Book - Maybe I Don't Belong Here? by David Harewood

A memoir of race, identity, breakdown and recovery.

After deciding to read fewer memoirs this year because they take me longer to read, I raced through this.

Granted it’s a short book (235 pages) but I still stopped to look up some of the - OK all of the Birmingham places mentioned, and a few London ones. I was wrong to leave this sitting on the TBR pile for so long fearing the heavy content. The book was triggered after the Psychosis and Me documentary that came out a couple of years ago but it was a far less challenging read than the one I had coupled it with, My Name is Why by Lemn Sissay. That one was such a tough read it was thrown across the room at one point after which I sat sobbing at the injustice in our society. 

Maybe I Don’t Belong Here is a sentence repeated several times in the book. Harewood is able to pinpoint the moment he received verbal abuse from an old man as a 5-year-old which triggered these feelings. And later when the two halves of me split.

We have more in common than I thought. I know the injustice served to Black people is far worse than to Brown people but being of a similar age, however, I also stiffen at the sight of a union jack. (Thre is no black in the union jack) I didn’t do that as a child; then I just related it to the Queen's Jubilee. Only later when I was also confronted with National Front skinheads carrying the flag did I learn that prejudices against my people existed. I didn’t know the word racism till later when I had to work out how the Specials are skinheads and yet they have Black people in the band. 

I like that Harewood didn't think his ethnicity was going to hold him back career-wise (until it did and he realised (sadly)  that was just in Britain, not in America. I too never expected my ethnicity - or gender - to hold me back. I will never know if it did.

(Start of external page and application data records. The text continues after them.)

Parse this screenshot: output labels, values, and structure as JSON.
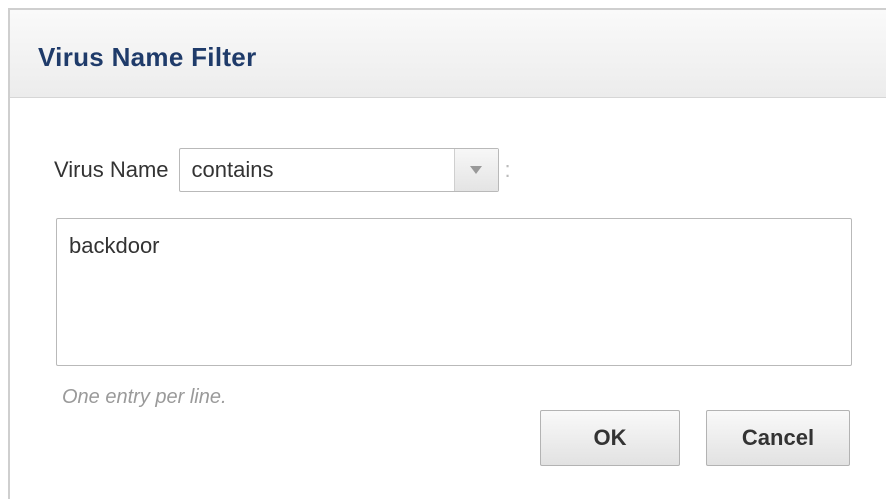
{
  "dialog": {
    "title": "Virus Name Filter",
    "field_label": "Virus Name",
    "match_select": {
      "selected": "contains",
      "arrow_icon": "chevron-down-icon"
    },
    "colon": ":",
    "entries_value": "backdoor",
    "hint": "One entry per line.",
    "ok_label": "OK",
    "cancel_label": "Cancel"
  },
  "colors": {
    "title": "#1f3b6a",
    "hint": "#9a9a9a",
    "arrow": "#999999"
  }
}
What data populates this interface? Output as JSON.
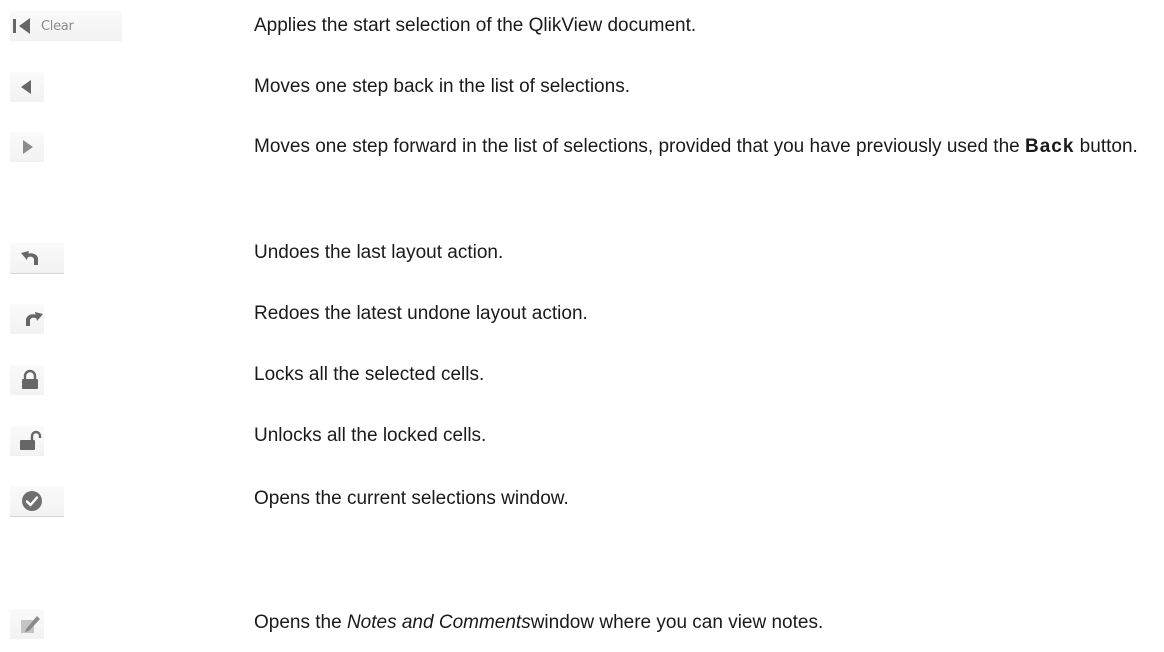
{
  "rows": [
    {
      "icon": "first-step-icon",
      "label": "Clear",
      "text": "Applies the start selection of the QlikView document."
    },
    {
      "icon": "back-arrow-icon",
      "text": "Moves one step back in the list of selections."
    },
    {
      "icon": "forward-arrow-icon",
      "text_before": "Moves one step forward in the list of selections, provided that you have previously used the ",
      "bold": "Back",
      "text_after": " button."
    },
    {
      "icon": "undo-icon",
      "text": "Undoes the last layout action."
    },
    {
      "icon": "redo-icon",
      "text": "Redoes the latest undone layout action."
    },
    {
      "icon": "lock-icon",
      "text": "Locks all the selected cells."
    },
    {
      "icon": "unlock-icon",
      "text": "Unlocks all the locked cells."
    },
    {
      "icon": "current-selections-icon",
      "text": "Opens the current selections window."
    },
    {
      "icon": "notes-pencil-icon",
      "text_before": "Opens the ",
      "italic": "Notes and Comments",
      "text_after": "window where you can view notes."
    }
  ],
  "colors": {
    "icon": "#6b6b6b",
    "icon_light": "#9a9a9a",
    "text": "#1a1a1a"
  }
}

The reason the book isn’t as heavier read as I thought is there are so many lighter and funny moments. The way he describes the risky games he played with his siblings when very young you’d think we were bought up in the same household. Nowadays social services would be involved for far less than being shoved on top of the wardrobe in the dark for the sake of hide and seek (me) or hurling yourself down the stairs (Harewood). (I still dislike heights and the dark today).

For all the mental anxiety and being horrifically institutionalised twice after coming through RADA and starting his acting career, Harewood mentions many times about having the time of his life. Back then drugs were given to control not treat mental health patients. I hope that has completely changed now. His excitement and enthusiasm for acting is so wonderfully infectious throughout from the descriptions of watching actors on the Michael Parkinson show to being on stage.

I learnt more about society from this book - and many others covering the same theme - than I could hope to from a training course.

Maybe I Don’t Belong Here is poetic. The epilogue is a poem.  I was stumbling through sentences throughout the book as I couldn’t wait to reach the end of them. The detailed description of trying to brush teeth when drugged up is brilliant. It shouldn't be funny but it is. And I resonate with a detailed assessment of new surroundings each time he found himself in a hotel. I often wonder why there are no drawers in some hotel rooms.

So many times my heart paces as I race to get to the end of the sentience, paragraph or section. This is not a page-turner, it's a speed read. The book compelled me to read as fast as the author's mind whizzing when in those states of mental chaos. 

The best memoir I have read in years. Possibly ever.